Je m’étais levé et j’avais touché mon visage de manière expérimentale. Mon expression à ce moment précis indiquait probablement qu’elle avait vu à travers moi.

« Sur ce, j’ai une proposition à faire. Et si nous faisions ce travail ensemble ? »

« Ensemble ? »

« Ouais. On vient d’arriver aussi, tu sais ? Normalement, on devrait essayer de s’attaquer à ce genre de choses par nous-mêmes, mais on est sur un terrain inconnu. Ça ne peut pas faire de mal de coopérer pendant qu’on se fait une idée des choses, tu ne crois pas ? »

« Euh, je voulais me faire un nom en tant qu’aventurier solo… ça faisait partie de mon plan pour retrouver ma mère… »

« Allez. Personne n’est jamais devenu célèbre en travaillant en solo, gamin. Si tu veux te faire une réputation, tu dois rencontrer beaucoup de gens pour qu’ils passent le mot à ton sujet. Cela signifie que tu dois participer à des missions en groupe et faire de ton mieux pour rester en vie. J’ai raison, les gars ? »

Les hommes du groupe hochèrent la tête à l’unisson. Sarah, par contre, faisait la moue. J’avais l’impression qu’elle n’était pas très emballée par cette idée, et je ne l’avais pas blâmée. Si vous vouliez vous faire une idée de la région, vous vous associiez à un vétéran qui connaissait bien le terrain et les monstres locaux, et non à un gamin dépressif qui n’avait aucune idée de ce qui se passait. Ce n’était pas non plus comme si je les avais aidés à faire leur travail de garde pendant le voyage jusqu’ici. J’étais sûr qu’ils savaient que j’étais un magicien vu ma tenue, mais ils n’avaient aucun moyen de connaître mes compétences, les types de sorts dont je me spécialisais, ou la puissance que j’avais.

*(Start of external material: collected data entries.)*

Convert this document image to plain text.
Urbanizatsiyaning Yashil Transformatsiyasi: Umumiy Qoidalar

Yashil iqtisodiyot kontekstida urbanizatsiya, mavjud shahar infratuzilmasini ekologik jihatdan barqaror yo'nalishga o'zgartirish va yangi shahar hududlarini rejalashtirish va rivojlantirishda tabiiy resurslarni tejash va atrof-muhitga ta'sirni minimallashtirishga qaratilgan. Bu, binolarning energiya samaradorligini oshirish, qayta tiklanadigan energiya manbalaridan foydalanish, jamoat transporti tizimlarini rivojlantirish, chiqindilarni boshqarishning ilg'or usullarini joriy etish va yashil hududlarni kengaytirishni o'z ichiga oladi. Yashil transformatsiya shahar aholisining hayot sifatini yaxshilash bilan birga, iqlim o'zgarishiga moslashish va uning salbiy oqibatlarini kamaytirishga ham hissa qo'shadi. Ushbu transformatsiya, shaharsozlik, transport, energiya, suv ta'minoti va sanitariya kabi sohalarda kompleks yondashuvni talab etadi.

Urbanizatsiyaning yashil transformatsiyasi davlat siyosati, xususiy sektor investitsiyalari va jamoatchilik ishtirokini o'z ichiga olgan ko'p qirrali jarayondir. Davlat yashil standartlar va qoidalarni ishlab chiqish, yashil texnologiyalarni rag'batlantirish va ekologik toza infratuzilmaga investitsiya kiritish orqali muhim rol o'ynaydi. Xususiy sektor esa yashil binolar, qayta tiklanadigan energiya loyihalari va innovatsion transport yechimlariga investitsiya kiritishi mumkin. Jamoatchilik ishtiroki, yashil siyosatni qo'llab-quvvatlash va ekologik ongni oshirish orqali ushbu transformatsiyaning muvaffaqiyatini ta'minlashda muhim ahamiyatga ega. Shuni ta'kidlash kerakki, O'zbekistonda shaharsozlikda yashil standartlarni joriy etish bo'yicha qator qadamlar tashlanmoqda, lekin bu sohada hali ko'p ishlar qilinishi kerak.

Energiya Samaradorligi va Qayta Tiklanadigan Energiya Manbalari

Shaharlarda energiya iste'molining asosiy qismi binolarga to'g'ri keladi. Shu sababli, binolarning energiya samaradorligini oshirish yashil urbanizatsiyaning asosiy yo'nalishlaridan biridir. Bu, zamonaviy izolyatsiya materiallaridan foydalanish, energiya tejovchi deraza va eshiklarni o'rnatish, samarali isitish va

En gros, Suzanne avait pitié de moi. Elle m’invitait à me joindre à eux par sympathie. C’était tout.

Elle avait quand même fait valoir quelques bons arguments. Peu importe tout ce que j’avais accompli par moi-même, il était difficile d’imaginer que des rumeurs précises puissent circuler à mon sujet. Les aventuriers n’étaient généralement pas très intéressés par les autres aventuriers, ils n’allaient pas faire tout ce qu’ils pouvaient pour en savoir plus sur un enfant dont ils ne se souciaient pas. Au mieux, on pourrait entendre dire qu’un jeune magicien réalisait des choses impressionnantes par lui-même. Mais j’avais besoin qu’ils incluent les détails : le fait que je venais de Fittoa, que j’étais capable de faire des incantations silencieuses et que je cherchais ma mère qui avait disparu dans l’incident de téléportation.

Si je voulais que les gens diffusent mon histoire, je devais leur permettre de me connaître. Et le moyen le plus simple de le faire était de participer à un groupe.

Pas seulement un groupe, en fait. Il serait préférable que je travaille avec le plus grand nombre possible de personnes.

Bien que beaucoup d’aventuriers préfèrent rester dans une seule ville, il arrivait parfois que vous rencontriez des groupes qui gagnaient de l’argent en allant ailleurs, comme nous l’avions fait sur le Continent Démon. Peut-être que si je me concentrais sur la connaissance de ces gens…

« Tu as l’air assez jeune, mais si tu es de rang A, je suppose que tu peux te défendre dans un combat. Quelle est ta spécialité ? »

« Eh bien… dans mon ancien groupe, j’étais resté à l’arrière de notre formation. Je suis bon pour soutenir les combattants de première ligne avec ma magie. »

« Alors, ça semble parfait. On pensait justement que notre groupe pourrait avoir besoin de quelqu’un d’autre à l’arrière. »

En fin de compte, accepter l’offre de cette Suzanne était une bonne idée.

« Alors d’accord… Je vais venir, si vous voulez bien de moi. »

« Fantastique. Alors, prenons le reste de la journée pour nous préparer. Et si on se retrouvait à la porte nord demain matin ? Nous t’informerons de notre formation pendant notre voyage. »

« Bien sûr. »

Tout cela m’avait paru un peu superficiel, mais ça ne m’avait pas dérangé.

Mais cette fille, Sarah, était toujours aussi renfrognée.